Artificial Intelligence Is Setting Up the Internet for a Huge Clash with Europe

Isamu · on July 12, 2016

How to read the title:

"Artificial Intelligence" => algorithms using lots of user data

"the Internet" => companies using this data like Facebook, Google

"Europe" => recent EU regulations

"Huge Clash" => a bit of a dust-up

jzebedee · on July 12, 2016

"Algorithms using lots of user data are setting up companies using this data like Facebook, Google for a bit of a dust-up with recent EU regulations" just doesn't have the same ring to it.

nedsma · on July 12, 2016

Love this, brilliant.

forgottenpass · on July 12, 2016

As the real-world consequences of various types of software grow, society's expectations for them to be carefully built and well understood will grow. [0]

Bowing down to the techno-gods and expecting them to make better decisions than we do has serious ramifications when the decision making is literally inscrutable. Right now the conversation seems to be hovering at the level of "shut up you luddites, and accept it." That doesn't mean the system should be trusted. In fact, it shows the opposite by illustrating those who would use the systems have nothing but contempt for those they would use the system on.

A simple example of how an inscrutable system could be considered benign is making it well-constrained and doing a failure modes analysis.

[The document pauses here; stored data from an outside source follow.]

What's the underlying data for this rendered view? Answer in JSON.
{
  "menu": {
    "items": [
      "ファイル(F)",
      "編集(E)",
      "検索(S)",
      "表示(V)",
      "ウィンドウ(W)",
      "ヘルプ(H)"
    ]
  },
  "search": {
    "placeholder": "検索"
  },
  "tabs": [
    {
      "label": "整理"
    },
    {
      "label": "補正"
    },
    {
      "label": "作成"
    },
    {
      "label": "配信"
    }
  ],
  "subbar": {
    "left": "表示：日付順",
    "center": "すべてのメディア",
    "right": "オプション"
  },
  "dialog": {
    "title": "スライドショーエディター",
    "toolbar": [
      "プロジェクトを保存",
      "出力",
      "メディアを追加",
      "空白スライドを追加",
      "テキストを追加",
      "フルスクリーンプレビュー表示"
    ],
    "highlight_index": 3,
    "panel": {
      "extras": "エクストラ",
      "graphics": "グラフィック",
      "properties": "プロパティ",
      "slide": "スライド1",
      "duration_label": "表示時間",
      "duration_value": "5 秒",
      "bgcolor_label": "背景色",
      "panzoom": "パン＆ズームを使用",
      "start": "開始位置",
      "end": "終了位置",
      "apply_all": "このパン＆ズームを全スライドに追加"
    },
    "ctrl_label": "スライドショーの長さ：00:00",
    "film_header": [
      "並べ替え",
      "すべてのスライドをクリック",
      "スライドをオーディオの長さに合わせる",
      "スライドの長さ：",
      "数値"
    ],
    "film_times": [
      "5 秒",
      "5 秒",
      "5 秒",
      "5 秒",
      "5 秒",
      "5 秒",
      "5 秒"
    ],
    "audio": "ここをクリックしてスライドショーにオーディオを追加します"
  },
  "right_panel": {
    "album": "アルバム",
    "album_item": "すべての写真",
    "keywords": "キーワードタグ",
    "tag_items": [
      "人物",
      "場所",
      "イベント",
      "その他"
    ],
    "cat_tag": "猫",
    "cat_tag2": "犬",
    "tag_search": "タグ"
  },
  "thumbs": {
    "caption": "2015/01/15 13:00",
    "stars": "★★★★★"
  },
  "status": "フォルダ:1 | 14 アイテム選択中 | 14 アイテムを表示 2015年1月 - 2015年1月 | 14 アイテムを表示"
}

But the question becomes: is the analysis preformed? thorough? and are the results acceptable? For things like self-driving cars: of course. It'd have to be to get on the road. When the failure modes aren't both blindingly obvious and unquestionably unacceptable to the consumer? "lulz, move fast and brake things!"

I fear the only way to improve the systems thinking around machine learning at fly-by-the-seat-of-your-pants companies are things like the EU regulation forcing the issue. That's a bit depressing, isn't it? Hopefully the level of discourse can be improved, even though the providers of such technology are incentivized to paint resistance as simpletons that just don't get it.

[0] Bruce Schneier explains better than I can, but with focus on security https://www.youtube.com/watch?v=KWD2v0SJAM8&feature=youtu.be... through 30:30ish

anexprogrammer · on July 12, 2016

> But the question becomes: are they preformed? thorough? and the results acceptable?

Also, given that such code bases tend to be masses of closed code, who performed the tests or audited them?

Isamu · on July 12, 2016

From the linked paper (http://arxiv.org/pdf/1606.08813v1.pdf)

EU regulations on algorithmic decision-making and a “right to explanation”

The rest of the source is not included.